If (f) is a continuous function on a closed interval [a, b] and if ynaught is any value between f(a) and f(b) then ynaught = f(c) for some c in [a, b].

Question 7

Squeeze Theorem

Answer 7

Suppose that g(x) </= f(x) </= h(x) for all x in some open interval containing c, except possibly at x = c itself.
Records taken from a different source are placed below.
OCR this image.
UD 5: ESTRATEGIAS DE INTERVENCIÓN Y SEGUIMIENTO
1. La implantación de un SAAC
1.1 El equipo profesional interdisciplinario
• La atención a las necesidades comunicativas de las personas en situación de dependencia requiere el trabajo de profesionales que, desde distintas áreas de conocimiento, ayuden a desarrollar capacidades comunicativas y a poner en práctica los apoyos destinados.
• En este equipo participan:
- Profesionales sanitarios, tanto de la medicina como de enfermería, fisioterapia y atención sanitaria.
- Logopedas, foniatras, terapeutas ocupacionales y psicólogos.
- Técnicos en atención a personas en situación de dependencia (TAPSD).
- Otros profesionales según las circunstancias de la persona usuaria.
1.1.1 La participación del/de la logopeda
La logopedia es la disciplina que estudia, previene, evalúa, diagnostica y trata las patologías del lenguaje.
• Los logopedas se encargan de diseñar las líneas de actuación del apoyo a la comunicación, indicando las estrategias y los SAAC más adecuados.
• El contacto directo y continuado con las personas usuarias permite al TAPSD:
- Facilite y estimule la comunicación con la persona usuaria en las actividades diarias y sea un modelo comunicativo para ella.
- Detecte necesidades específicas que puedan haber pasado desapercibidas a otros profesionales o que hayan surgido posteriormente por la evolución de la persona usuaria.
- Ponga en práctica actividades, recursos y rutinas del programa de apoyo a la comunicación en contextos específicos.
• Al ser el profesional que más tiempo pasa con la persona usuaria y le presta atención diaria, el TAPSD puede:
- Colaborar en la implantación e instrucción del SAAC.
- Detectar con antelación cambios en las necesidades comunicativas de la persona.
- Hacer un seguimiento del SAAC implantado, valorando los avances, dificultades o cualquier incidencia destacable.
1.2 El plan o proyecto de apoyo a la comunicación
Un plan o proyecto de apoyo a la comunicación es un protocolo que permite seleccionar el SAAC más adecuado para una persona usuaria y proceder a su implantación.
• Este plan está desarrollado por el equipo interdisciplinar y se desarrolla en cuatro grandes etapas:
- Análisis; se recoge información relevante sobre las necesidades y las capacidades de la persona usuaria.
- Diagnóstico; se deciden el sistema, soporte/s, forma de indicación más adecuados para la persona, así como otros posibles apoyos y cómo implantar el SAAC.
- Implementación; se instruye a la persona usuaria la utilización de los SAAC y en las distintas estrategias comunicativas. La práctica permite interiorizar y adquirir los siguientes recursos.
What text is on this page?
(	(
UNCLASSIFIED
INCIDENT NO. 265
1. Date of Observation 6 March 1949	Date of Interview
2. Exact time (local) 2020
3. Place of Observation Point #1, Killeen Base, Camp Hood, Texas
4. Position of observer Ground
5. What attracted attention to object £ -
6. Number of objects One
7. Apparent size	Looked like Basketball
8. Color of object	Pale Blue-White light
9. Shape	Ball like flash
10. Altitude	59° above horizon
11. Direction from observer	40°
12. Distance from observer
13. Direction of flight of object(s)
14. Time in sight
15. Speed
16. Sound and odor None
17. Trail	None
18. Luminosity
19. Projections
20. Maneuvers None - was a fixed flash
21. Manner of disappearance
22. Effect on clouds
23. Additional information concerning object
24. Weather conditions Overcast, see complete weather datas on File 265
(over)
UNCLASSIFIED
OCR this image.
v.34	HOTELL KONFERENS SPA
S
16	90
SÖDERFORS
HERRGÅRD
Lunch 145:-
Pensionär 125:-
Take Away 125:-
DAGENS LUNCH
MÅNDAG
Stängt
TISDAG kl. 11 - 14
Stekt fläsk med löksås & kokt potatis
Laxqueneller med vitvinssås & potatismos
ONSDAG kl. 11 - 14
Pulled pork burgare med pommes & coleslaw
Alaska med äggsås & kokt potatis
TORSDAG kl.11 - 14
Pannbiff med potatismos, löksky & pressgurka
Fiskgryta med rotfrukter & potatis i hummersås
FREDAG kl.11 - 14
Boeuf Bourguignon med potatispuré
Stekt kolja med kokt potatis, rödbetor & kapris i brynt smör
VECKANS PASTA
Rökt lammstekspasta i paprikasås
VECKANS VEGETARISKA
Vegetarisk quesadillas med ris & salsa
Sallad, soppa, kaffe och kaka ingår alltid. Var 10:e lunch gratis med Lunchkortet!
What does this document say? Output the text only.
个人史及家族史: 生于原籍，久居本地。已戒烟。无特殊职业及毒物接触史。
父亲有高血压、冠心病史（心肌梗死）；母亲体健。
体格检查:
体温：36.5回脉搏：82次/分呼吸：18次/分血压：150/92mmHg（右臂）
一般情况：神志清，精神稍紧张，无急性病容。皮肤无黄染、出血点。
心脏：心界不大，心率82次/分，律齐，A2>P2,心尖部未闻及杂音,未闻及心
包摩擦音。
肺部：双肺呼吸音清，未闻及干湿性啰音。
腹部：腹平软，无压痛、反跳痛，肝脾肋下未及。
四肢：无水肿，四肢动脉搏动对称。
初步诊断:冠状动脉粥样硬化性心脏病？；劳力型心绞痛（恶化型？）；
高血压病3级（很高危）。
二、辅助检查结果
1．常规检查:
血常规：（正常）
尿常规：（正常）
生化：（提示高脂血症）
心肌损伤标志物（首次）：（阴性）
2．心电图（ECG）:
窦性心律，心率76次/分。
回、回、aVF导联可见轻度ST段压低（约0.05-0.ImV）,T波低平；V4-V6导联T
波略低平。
Suppose also that the limit of g(x) as x approaches c = the limit of h(x) as x approaches c = L. Then the limit of f(x) as x approaches c equals L.

Question 8

MVT

Answer 8

Under certain conditions you can find a point (c) such that its tangent line is parallel to its secant line if f is continuous over [a,b], f is differentiable over (a,b) and there exists at least one real number in (a,b) such that f’(c) = (f(b)-f(a))/(b-a)

Question 9

Consequences of MVT

Answer 9

1. f’(x) = 0 for a<x<b 2. f(x) = C (constant) for a<x<b 3. If f’(x) > 0 (positive) over (a,b) then f(x) is increasing in (a,b). If f’(x) < 0 (negative) over (a,b) then f(x) is decreasing in (a,b).

Question 10

Rolle’s Theorem

Answer 10

If f is continuous over [a,b], differentiable over (a,b) and f(a) = f(b), then there is at least one number in (a,b) such that f’(c) = 0.

Question 11

Linearization

Answer 11

L(x) = f’(a)(x-a) +f(a), change in L = f’(a)*change in x

Question 12

Newton’s Method

Answer 12

Guess first approximation to a solution of the equation f(x) = 0, and then use the formula to find the 1st, 2nd, 3rd approximation and so on. x(n+1) = x(n) - (f(x(n))/f’(x(n))), if f’(x(n)) does not equal 0.

Question 13

Tangent Line

Answer 13

y - y(0) = m(x - x(0)), where m is the slope (average rate of change, secant line, derivative). Touches the curve at one point.

Question 14

Secant Line

Answer 14

The average rate of change, or slope. Touches the curve at two points, (x(1), y(1)) and (x(2), y(2)). (y(2) - y(1)/x(2) - x(1)) or [f(x2) - f(x1)]/x2 - x1 = travelled distance/duration = change in y/change in x = rise/run

Question 15

Normal Line

Answer 15

If the tangent line is y - y(0) = m(x - x(0)), then the normal line is y - y(0) = (-1/m)(x - x(0)), where m is the derivative/slope.